A l’heure où vous dites accéder à une demande que vous qualifiez d’historique, il serait grave et irresponsable, Monsieur le Président, que vous y répondiez de la façon dont vous vous apprêtez  à le faire, puisque vous l’aurez compris, il ne s’agit pas seulement ici de répondre à une demande mais bien de considérer la manière avec laquelle vous y répondez. 

Monsieur le Président, pour nous, « le soin est un humanisme » et « […] le premier geste politique, il nous permet d’habiter le monde » (C. Fleury).
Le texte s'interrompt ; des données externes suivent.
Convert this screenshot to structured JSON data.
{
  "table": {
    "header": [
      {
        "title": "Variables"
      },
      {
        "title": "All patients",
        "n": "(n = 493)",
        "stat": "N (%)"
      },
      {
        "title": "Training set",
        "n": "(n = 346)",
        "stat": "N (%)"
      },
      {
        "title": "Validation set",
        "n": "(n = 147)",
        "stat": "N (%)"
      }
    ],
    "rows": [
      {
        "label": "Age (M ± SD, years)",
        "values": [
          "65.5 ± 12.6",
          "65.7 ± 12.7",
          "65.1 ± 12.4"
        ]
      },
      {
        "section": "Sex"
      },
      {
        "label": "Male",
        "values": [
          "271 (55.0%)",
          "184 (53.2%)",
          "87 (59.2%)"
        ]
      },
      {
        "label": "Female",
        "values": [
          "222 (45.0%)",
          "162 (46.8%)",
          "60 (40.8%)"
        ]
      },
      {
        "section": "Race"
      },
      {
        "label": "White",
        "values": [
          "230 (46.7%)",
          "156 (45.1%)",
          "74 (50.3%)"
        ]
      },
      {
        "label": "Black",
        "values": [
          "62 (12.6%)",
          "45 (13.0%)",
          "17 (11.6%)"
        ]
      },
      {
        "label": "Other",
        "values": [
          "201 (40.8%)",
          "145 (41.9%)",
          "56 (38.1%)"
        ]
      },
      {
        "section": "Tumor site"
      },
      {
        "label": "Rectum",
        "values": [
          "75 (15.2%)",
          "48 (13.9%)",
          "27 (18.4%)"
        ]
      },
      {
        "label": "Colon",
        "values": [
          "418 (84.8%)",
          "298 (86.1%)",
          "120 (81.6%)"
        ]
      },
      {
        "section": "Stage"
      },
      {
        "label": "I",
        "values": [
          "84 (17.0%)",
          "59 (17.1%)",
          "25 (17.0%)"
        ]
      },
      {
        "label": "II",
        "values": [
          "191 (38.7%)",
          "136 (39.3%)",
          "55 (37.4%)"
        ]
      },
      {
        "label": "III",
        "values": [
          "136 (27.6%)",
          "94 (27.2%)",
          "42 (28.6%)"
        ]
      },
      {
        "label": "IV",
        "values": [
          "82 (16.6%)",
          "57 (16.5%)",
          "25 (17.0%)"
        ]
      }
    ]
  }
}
Vous comprendrez donc que nous ne pouvons que déplorer que vous fassiez d’un geste politique une entrave au Soin, et que nous ne pouvons que fortement nous opposer à vos réformes.

Comptant sur votre réactivité pour réajuster au plus vite la trajectoire qui est en train d’être prise, veuillez recevoir, Monsieur le Président de la République, nos salutations les plus respectueuses.

Pour le Collectif PsychologuesCitoyens :

  • Adele TRIBOLET, Psychologue clinicienne dans le secteur public et dans le secteur privé.
  • Florence DRONIOU, Psychologue en Mission Locale et en Service d’Aide par le Travail.
  • Géraldine PIERRON-ROBINET, Docteur en Psychologie, Psychologue clinicienne en établissements hospitaliers et en activité libérale.
  • José PRESAS RODRIGUEZ, Psychologue, Psychothérapeute, Expert près la Cour d’Appel de  Lyon, Exercice en libéral.
  • Leila El ASRI, Psychologue clinicienne dans le secteur privé à but non lucratif et en activité libérale.
  • Lucille WICKER, Psychologue clinicienne dans le secteur public et dans le secteur privé.
  • Ludivine BISSLER,  Docteur en Psychologie, Psychologue clinicienne en activité libérale.
  • Ludivine MASSON-VIELLARD, Psychologue clinicienne en association privée et en IME de Haute Côte-D’Or.
  • Mathilde FUCHET, Psychologue clinicienne, FPH.
  • Raphaël LEICHNER, Psychologue clinicien, Psychothérapeute, Fonctionnaire titulaire FPH.
  • Sandra RAYER, Psychologue clinicienne dans le secteur privé et en activité libérale.
  • Sarah DUFRESNE, Psychologue clinicienne en ESAT, Foyer de vie et en activité libérale.